We help massive enterprises shrug off traffic surges that their previous hosts couldn’t begin to handle. We make it possible for companies to stop throttling their marketing spend because we can handle whatever stampede they send our way.

This service falls in what we’d call custom DevOps-level-partnership-territory that other hosts avoid (or couldn’t cater to even if they wanted to) because it’s too niche and falls outside of their very slim operating procedures.

This is also a service we now offer through Agency partnerships. For WordPress agencies that want to hand off hosting and focus on development, we offer generous commissions and work hand in hand with their lead developers as a DevOps extension of their team.
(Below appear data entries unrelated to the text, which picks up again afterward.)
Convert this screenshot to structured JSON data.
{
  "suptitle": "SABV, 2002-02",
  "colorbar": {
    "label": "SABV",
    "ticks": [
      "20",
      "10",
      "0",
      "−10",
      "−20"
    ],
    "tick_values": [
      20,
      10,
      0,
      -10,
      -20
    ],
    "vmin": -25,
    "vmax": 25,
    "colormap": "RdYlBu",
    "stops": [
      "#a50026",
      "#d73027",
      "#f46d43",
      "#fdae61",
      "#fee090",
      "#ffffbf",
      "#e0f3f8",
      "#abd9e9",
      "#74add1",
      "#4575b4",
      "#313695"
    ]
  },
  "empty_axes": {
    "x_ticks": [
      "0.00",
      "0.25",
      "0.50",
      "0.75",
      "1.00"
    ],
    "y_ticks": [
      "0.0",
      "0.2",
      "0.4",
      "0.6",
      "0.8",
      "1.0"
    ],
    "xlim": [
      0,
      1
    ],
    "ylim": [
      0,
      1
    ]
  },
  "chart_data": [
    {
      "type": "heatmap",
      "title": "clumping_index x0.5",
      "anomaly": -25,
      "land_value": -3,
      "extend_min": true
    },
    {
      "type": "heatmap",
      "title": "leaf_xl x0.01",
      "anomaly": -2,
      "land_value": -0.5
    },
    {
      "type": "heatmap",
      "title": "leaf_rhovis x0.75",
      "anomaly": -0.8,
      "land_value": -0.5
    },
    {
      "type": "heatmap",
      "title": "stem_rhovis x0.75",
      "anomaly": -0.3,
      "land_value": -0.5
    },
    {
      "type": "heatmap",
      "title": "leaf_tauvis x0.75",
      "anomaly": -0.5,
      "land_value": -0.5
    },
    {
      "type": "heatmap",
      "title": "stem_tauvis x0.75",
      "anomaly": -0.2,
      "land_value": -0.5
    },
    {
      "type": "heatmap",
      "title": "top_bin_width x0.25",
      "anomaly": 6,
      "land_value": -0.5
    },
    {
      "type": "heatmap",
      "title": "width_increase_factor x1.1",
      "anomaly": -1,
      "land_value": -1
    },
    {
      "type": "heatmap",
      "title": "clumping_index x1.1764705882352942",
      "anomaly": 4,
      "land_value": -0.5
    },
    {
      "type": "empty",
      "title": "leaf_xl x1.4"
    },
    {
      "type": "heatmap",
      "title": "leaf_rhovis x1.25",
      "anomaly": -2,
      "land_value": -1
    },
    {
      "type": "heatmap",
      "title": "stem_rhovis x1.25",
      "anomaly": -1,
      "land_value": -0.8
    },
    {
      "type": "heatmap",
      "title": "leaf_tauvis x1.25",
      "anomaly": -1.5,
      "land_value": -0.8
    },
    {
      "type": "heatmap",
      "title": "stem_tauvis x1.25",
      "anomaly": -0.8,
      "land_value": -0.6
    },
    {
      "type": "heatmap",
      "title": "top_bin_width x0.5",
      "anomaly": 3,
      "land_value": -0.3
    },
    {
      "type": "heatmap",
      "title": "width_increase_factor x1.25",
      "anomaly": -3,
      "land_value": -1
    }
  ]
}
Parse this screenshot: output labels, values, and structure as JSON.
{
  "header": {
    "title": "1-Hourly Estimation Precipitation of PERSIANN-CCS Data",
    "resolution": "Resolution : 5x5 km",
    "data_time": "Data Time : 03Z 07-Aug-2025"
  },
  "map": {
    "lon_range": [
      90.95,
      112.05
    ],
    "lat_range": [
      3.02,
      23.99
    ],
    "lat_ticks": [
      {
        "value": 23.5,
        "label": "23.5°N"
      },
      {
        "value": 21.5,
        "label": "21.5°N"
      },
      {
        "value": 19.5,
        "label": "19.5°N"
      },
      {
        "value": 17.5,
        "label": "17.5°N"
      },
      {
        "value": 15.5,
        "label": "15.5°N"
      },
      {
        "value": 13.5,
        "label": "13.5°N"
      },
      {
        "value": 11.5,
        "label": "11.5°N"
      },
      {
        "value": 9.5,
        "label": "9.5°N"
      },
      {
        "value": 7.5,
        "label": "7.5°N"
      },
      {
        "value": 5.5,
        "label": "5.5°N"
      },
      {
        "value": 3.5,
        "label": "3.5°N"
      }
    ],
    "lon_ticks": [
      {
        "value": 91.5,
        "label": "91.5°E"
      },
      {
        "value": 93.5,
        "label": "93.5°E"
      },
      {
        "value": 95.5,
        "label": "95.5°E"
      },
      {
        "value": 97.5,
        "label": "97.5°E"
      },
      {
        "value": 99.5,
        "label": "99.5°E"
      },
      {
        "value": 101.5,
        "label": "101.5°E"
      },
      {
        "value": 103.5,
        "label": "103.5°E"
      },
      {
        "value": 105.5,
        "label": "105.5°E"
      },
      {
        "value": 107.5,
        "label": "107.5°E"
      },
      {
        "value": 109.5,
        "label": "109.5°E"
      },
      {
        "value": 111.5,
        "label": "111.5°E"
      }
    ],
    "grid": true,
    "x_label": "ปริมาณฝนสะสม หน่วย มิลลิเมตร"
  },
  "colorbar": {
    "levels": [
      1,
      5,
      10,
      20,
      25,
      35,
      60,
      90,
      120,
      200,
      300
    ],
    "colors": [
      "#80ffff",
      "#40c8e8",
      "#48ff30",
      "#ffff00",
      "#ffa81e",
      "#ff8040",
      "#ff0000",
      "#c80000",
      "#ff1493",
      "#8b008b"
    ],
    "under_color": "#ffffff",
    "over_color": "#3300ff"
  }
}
These partnerships have allowed us to grow through the challenges of the last year, and qualitatively informed our development of the platform and all of the various ways that we (and you) will interact with all of the tools we’ve built.

For any of you concerned that we’re abandoning the core mission: We built this company to allow ANYONE to provide enterprise-capable managed hosting for WordPress, regardless of scope, complexity, or budget.

We now consume these tools, our CLI/APIs, and all of this functionality as our own best customer. Which means that we’re never going to stop iterating on what these tools are capable of doing, and all of you will continue to benefit from this relentless investment.

Some of the features we have developed that we use that will be coming to the platform in the future include:

1. Grafana Monitoring Servers
2. Log Aggregation Servers
3. Multiple System/Shell Users per sites (already in general availability)

---

## That’s a wrap!

We have a mountain of additional feature-specific and technical updates that we’ve omitted from this post because this guy is already fairly long, so keep an eye out for that in the next couple of weeks.

Be on the lookout for a handful of additional updates from Steve and myself between now and the end of the year.

If, like us, you’re monitoring countless Black Friday/Cyber Monday launches over the next, I wish you the very best of luck! Have a safe and enjoyable Thanksgiving if you’re celebrating and a great week if you’re not!